XVI

L'HISTOIRE

Monsieur Roman posa sur le comptoir une demi-douzaine de volumes.

—Je vous prie, monsieur Blaizot, dit-il, de me faire envoyer ces livres. Il s'y trouve la Mère et le Fils, les Mémoires de la Cour de France et le Testament de Richelieu. Je vous serai reconnaissant d'y joindre ce que vous avez reçu de nouveau en matière d'histoire et particulièrement ce qui concerne la France depuis la mort d'Henri IV. Ce sont là des ouvrages dont je suis extrêmement curieux.

—Vous avez raison, monsieur, dit mon bon maître. Les livres d'histoire sont remplis de bagatelles très propres au divertissement d'un honnête homme, et l'on est assuré d'y trouver une infinité de contes agréables.

—Monsieur l'abbé, répondit M. Roman, ce que je recherche chez les historiens, ce n'est point un divertissement frivole. C'est un grave enseignement, et je suis au désespoir si j'y découvre des fictions mêlées à la vérité. J'étudie les actions humaines en vue de la conduite des peuples et je cherche dans les histoires des maximes de gouvernement.

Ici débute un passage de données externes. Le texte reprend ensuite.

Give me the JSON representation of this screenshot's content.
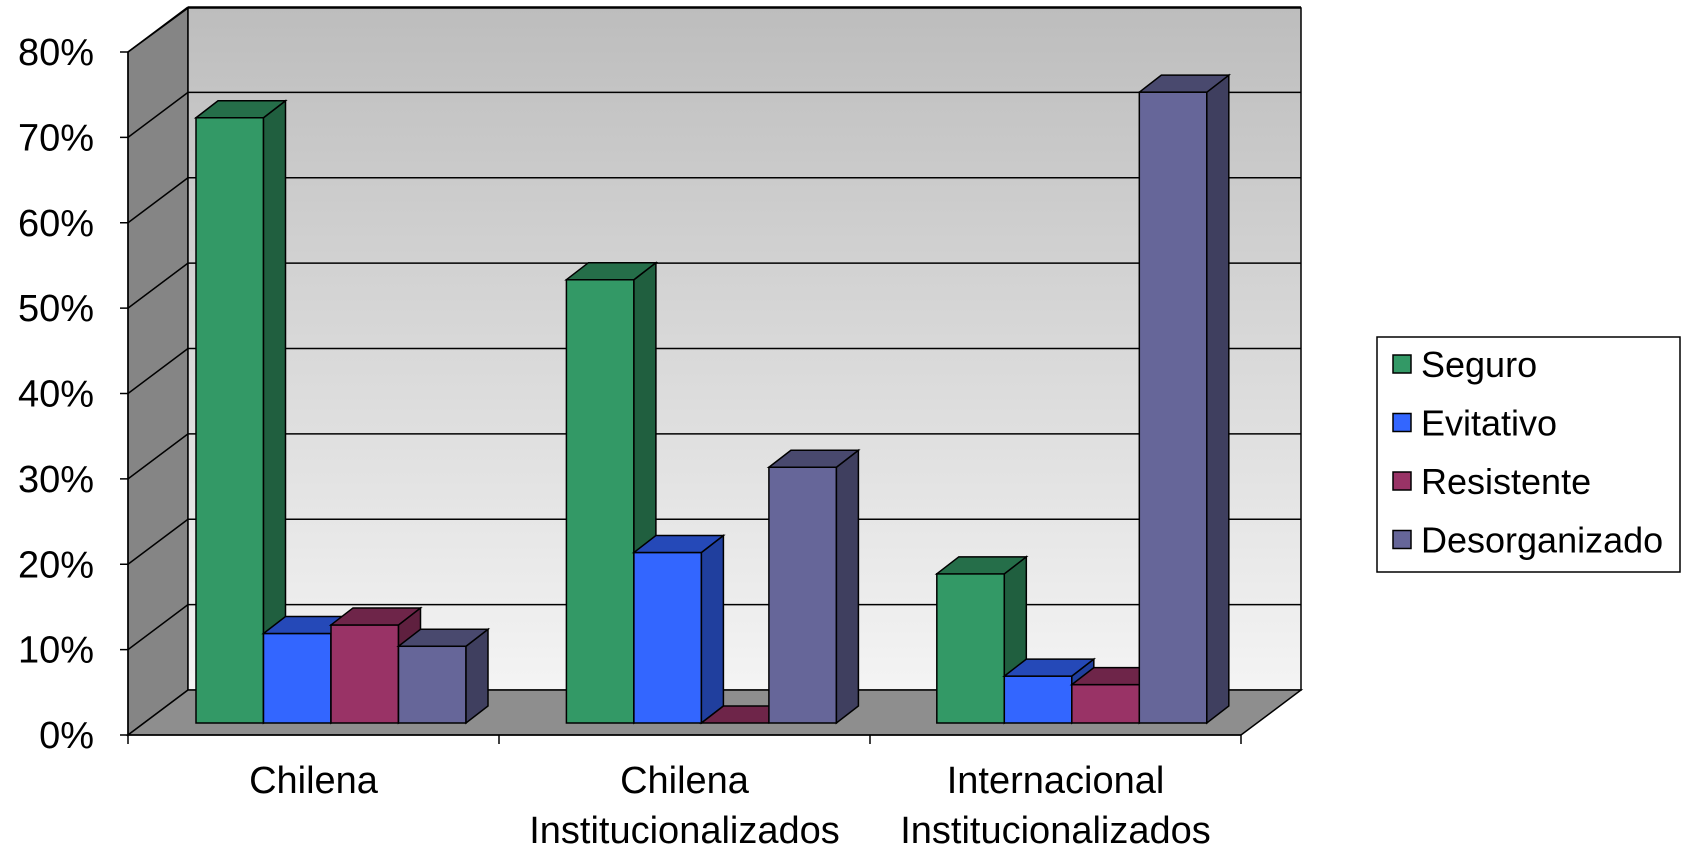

—Je ne l'ignore pas, monsieur, dit mon bon maître. Votre traité de la Monarchie est assez connu pour qu'on sache que vous avez conçu une politique tirée des histoires.

—De la sorte, dit M. Roman, j'ai, le premier, tracé aux princes et aux ministres des règles dont ils ne peuvent s'écarter sans danger.

—Aussi vous voit-on, monsieur, au frontispice de votre livre, sous la figure de Minerve, présentant à un roi adolescent le miroir que vous tend la muse Clio, déployée au-dessus de votre tête, dans un cabinet orné de bustes et de tableaux. Mais souffrez que je vous dise, monsieur, que cette muse est une menteuse et qu'elle vous tend un miroir trompeur. Il y a peu de vérités dans les histoires, et les seuls faits sur lesquels on s'accorde sont ceux que nous tenons d'une source unique. Les historiens se contredisent les uns les autres chaque fois qu'ils se rencontrent. Bien plus! Nous voyons que Flavius Josèphe, qui a suivi les mêmes événements dans ses Antiquités et dans sa Guerre des Juifs, les rapporte diversement en chacun de ces ouvrages. Tite-Live n'est qu'un assembleur de fables; et Tacite, votre oracle, me fait tout l'effet d'un menteur austère qui se moque du monde avec un air de gravité. J'estime assez Thucydide, Polybe et Guichardin. Quant à notre Mézeray, il ne sait ce qu'il dit, non plus que Villaret et l'abbé Vély. Mais je fais le procès aux historiens et c'est à l'histoire qu'il le faut faire.

»Qu'est-ce que l'histoire? Un recueil de contes moraux ou bien un mélange éloquent de narrations et de harangues, selon que l'historien est philosophe ou rhéteur. Il s'y peut trouver de beaux morceaux d'éloquence, mais l'on n'y doit point chercher la vérité, parce que la vérité consiste à montrer les rapports nécessaires des choses et que l'historien ne saurait établir ces rapports, faute de pouvoir suivre la chaîne des effets et des causes. Considérez que chaque fois que la cause d'un fait historique est dans un fait qui n'est point historique, l'histoire ne la voit point. Et comme les faits historiques sont liés étroitement aux faits qui ne sont pas historiques, il en résulte que les événements ne s'enchaînent point naturellement dans les histoires, mais qu'ils y sont liés les uns aux autres par de purs artifices de rhétorique. Et remarquez encore que la distinction entre les faits qui entrent dans l'histoire et les faits qui n'y entrent point est tout à fait arbitraire. Il en résulte que, loin d'être une science, l'histoire est condamnée, par un vice de nature, au vague du mensonge. Il lui manquera toujours la suite et la continuité sans lesquelles il n'est point de connaissance véritable. Aussi bien voyez-vous qu'on ne peut tirer des annales d'un peuple aucun pronostic pour son avenir. Or, le propre des sciences est d'être prophétiques, comme il se voit par les tables où les lunaisons, les marées et les éclipses se trouvent calculées à l'avance, tandis que les révolutions et les guerres échappent au calcul.